LaROY (LaRoy, Texas)

Shane Atkinson
2023
Dans les salles françaises depuis le 17 avril 2024

Une indélicatesse de Skip (Steve Zahn), qui joue les détectives privés au grand mépris de la police de LaRoy, petite bourgade du Texas, a permis à Ray (John Magaro) de découvrir l’infidélité de son épouse. Anéanti, ce modeste employé d’un magasin de bricolage achète un revolver afin de mettre un terme à sa morne existence. Il choisit de passer à l’acte une nuit, sur le parking du motel où les amants se retrouvent. Problème, c’est sur ce même parking qu’un type du coin, désireux de se débarrasser d’un gêneur, a donné rendez-vous à un tueur à gages. Pris au dépourvu par l’irruption de cet inconnu qui lui offre une belle enveloppe, Ray ne le détrompe pas et accepte la mission. Il n’aurait pas dû… 
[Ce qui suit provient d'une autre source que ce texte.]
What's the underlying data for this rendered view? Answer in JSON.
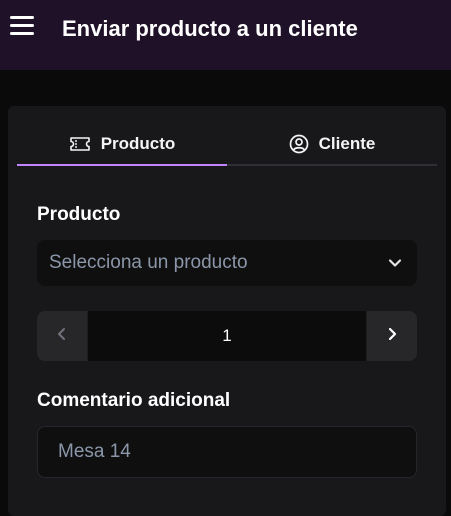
{
  "header": {
    "menu_icon": "hamburger-menu-icon",
    "title": "Enviar producto a un cliente"
  },
  "tabs": [
    {
      "label": "Producto",
      "icon": "ticket-icon",
      "active": true
    },
    {
      "label": "Cliente",
      "icon": "user-circle-icon",
      "active": false
    }
  ],
  "product": {
    "label": "Producto",
    "placeholder": "Selecciona un producto"
  },
  "quantity": {
    "value": "1"
  },
  "comment": {
    "label": "Comentario adicional",
    "placeholder": "Mesa 14"
  },
  "colors": {
    "header_bg": "#1f1228",
    "accent": "#c084fc",
    "card_bg": "#18181b",
    "page_bg": "#0a0a0a"
  }
}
Au festival de Deauville, le 6 septembre dernier, la première projection de LaRoy a donné lieu à un tonnerre d’applaudissements. Un spectateur s’est levé pour dire au jeune metteur en scène Shane Atkinson, présent dans la salle, qu’il était certain qu’il remporterait le Grand Prix. C’était une évidence. Comédie noire dans la veine du cinéma de Martin McDonagh (Bons baisers de Bruges en tête), des frères Coen, et qui rappelle aussi Cut Bank, la série B jubilatoire de Matt Shakman, ce premier film est une merveille d’écriture (Shane Atkinson a signé le scénario) et de réalisation. Comme dans la série Fargo, il met à l’honneur un nigaud pathétique, rabaissé par son entourage, entraîné malgré lui dans une spirale de violence. À la surprise générale, le loser va se révéler plus retors que prévu. Produit par le Français Sébastien Aubert et sa société Adastra Films, ce néowestern est porté par des acteurs truculents dont un Steve Zahn aussi drôlissime que touchant en détective privé plein d’ambition, mais constamment ridiculisé. La sublime photo de Mingjue Hu met en valeur les paysages de ce Texas de fiction (le film a été tourné au Nouveau-Mexique) et la musique ad hoc des trois compositeurs français (Rim Laurens, Delphine Malaussena et Clément Peiffer) sied idéalement à ce polar nourri d’americana, qui alterne adroitement la comédie et le drame. Un régal !
1 h 52. Et avec Dylan Baker, Megan Stevenson, Matthew Del Negro, Galadriel Stineman, Brad Leland, Darcy Shean…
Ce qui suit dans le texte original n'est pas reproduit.